Anggota Komisi II DPRD Lampung, Mikdar Ilyas, menilai Pemerintah Provinsi Lampung perlu segera menyusun peta pengelolaan dan perlindungan hutan mangrove menyusul terbitnya Peraturan Pemerintah Nomor 27 Tahun 2025.

Menurut Mikdar, regulasi tersebut mengatur pengelolaan dan perlindungan hutan mangrove atau bakau yang keberadaannya cukup luas di wilayah pesisir Lampung. Dengan garis pantai yang panjang, Lampung dinilai memiliki potensi mangrove yang besar dan perlu ditata sejak dini.

“Lampung ini pantainya luas, otomatis hutan mangrove atau bakau pasti banyak. Mangrove ini juga punya nilai ekonomi bagi nelayan, karena menjadi tempat berkembang biaknya ikan dan kepiting,” kata Mikdar, Senin (23/2).

Ia menegaskan, kebijakan ini penting karena mangrove tidak hanya memiliki nilai ekologis, tetapi juga ekonomi bagi masyarakat pesisir. Selain menjadi habitat biota laut, mangrove juga berfungsi sebagai penyerap karbon dan pelindung alami dari abrasi.

Mikdar mengingatkan agar geliat investasi, khususnya di sektor pariwisata, tidak mengorbankan kelestarian kawasan mangrove. Ia menilai, ambisi menjadikan Lampung sebagai destinasi wisata unggulan harus diimbangi dengan komitmen perlindungan lingkungan.

“Kita harapkan Lampung ini bisa menjadi daerah wisata seperti Bali. Tapi jangan sampai investasi pariwisata justru merusak hutan mangrove yang ada,” ujarnya.
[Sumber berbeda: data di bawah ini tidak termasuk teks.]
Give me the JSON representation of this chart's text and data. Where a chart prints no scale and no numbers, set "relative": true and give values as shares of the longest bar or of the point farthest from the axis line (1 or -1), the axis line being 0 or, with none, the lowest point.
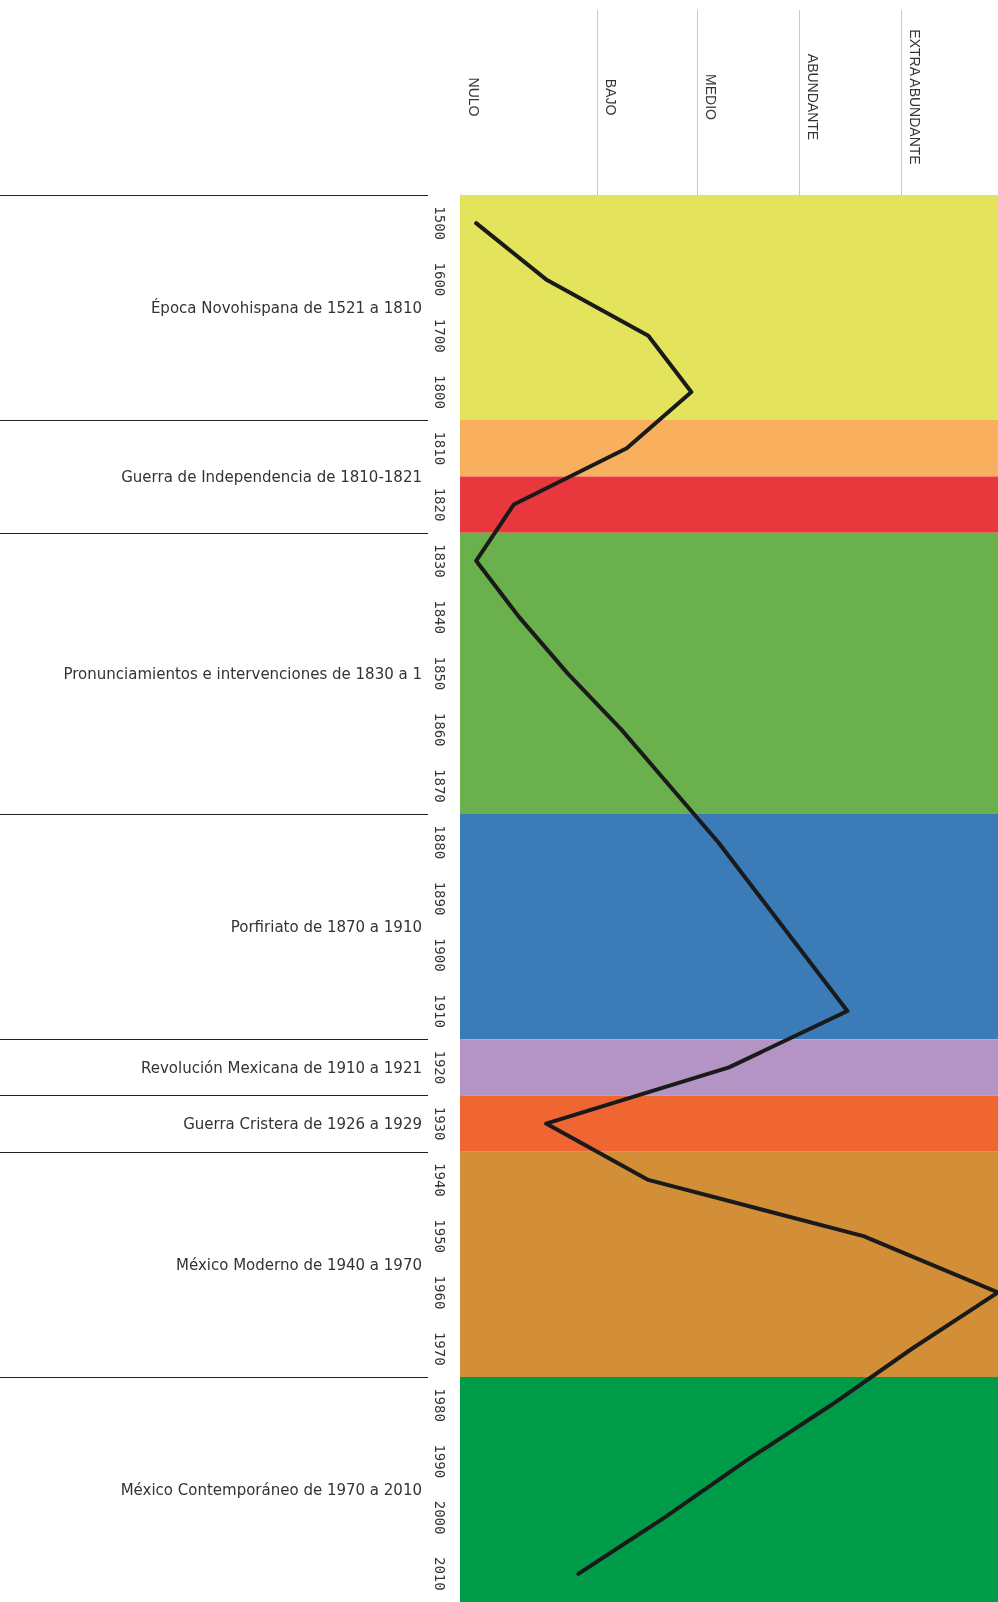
{
  "chart_data": {
    "type": "line",
    "orientation": "horizontal",
    "relative": true,
    "categories": [
      "1500",
      "1600",
      "1700",
      "1800",
      "1810",
      "1820",
      "1830",
      "1840",
      "1850",
      "1860",
      "1870",
      "1880",
      "1890",
      "1900",
      "1910",
      "1920",
      "1930",
      "1940",
      "1950",
      "1960",
      "1970",
      "1980",
      "1990",
      "2000",
      "2010"
    ],
    "series": [
      {
        "color": "#1a1a1a",
        "values": [
          0.03,
          0.16,
          0.35,
          0.43,
          0.31,
          0.1,
          0.03,
          0.11,
          0.2,
          0.3,
          0.39,
          0.48,
          0.56,
          0.64,
          0.72,
          0.5,
          0.16,
          0.35,
          0.75,
          1,
          0.84,
          0.69,
          0.53,
          0.38,
          0.22
        ]
      }
    ],
    "bands": [
      {
        "axis": "y",
        "from": "1500",
        "to": "1800",
        "color": "#e4e45c",
        "label": "Época Novohispana de 1521 a 1810"
      },
      {
        "axis": "y",
        "from": "1810",
        "to": "1810",
        "color": "#f9b05e",
        "label": "Guerra de Independencia de 1810-1821"
      },
      {
        "axis": "y",
        "from": "1820",
        "to": "1820",
        "color": "#e8383d"
      },
      {
        "axis": "y",
        "from": "1830",
        "to": "1870",
        "color": "#6ab04c",
        "label": "Pronunciamientos e intervenciones de 1830 a 1"
      },
      {
        "axis": "y",
        "from": "1880",
        "to": "1910",
        "color": "#3b7bb8",
        "label": "Porfiriato de 1870 a 1910"
      },
      {
        "axis": "y",
        "from": "1920",
        "to": "1920",
        "color": "#b394c4",
        "label": "Revolución Mexicana de 1910 a 1921"
      },
      {
        "axis": "y",
        "from": "1930",
        "to": "1930",
        "color": "#ef6633",
        "label": "Guerra Cristera de 1926 a 1929"
      },
      {
        "axis": "y",
        "from": "1940",
        "to": "1970",
        "color": "#d28f38",
        "label": "México Moderno de 1940 a 1970"
      },
      {
        "axis": "y",
        "from": "1980",
        "to": "2010",
        "color": "#009b48",
        "label": "México Contemporáneo de 1970 a 2010"
      }
    ],
    "annotations": [
      "NULO",
      "BAJO",
      "MEDIO",
      "ABUNDANTE",
      "EXTRA ABUNDANTE"
    ],
    "marker": "none",
    "line_style": "solid"
  }
}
Karena itu, Komisi II DPRD Lampung mendorong pemerintah daerah segera menyusun peta zonasi mangrove sebagai acuan pengelolaan. Peta tersebut diperlukan untuk menentukan kawasan yang wajib dilindungi serta kawasan yang masih dapat dimanfaatkan secara terbatas oleh masyarakat.

Ia menjelaskan, sebagian kawasan mangrove selama ini telah dimanfaatkan masyarakat secara turun-temurun, misalnya untuk bahan baku arang. Menurutnya, aktivitas tersebut masih dapat dilanjutkan selama tidak merusak area yang ditetapkan sebagai kawasan lindung.

“Makanya perlu dibuat peta, mana mangrove yang harus dilindungi, mana yang bisa dimanfaatkan masyarakat atau dikembangkan untuk wisata,” katanya.

Mikdar menambahkan, sejumlah daerah lain di Indonesia telah lebih dulu menyusun peta pengelolaan mangrove sebagai dasar perlindungan dan pemanfaatan kawasan pesisir. Ia berharap langkah serupa segera dilakukan di Lampung agar pengelolaan mangrove lebih terarah dan berkelanjutan.

“Jangan sampai terlambat. Mumpung sekarang belum banyak terganggu, pemerintah perlu segera membuat peta perlindungan mangrove di Lampung,” pungkasnya.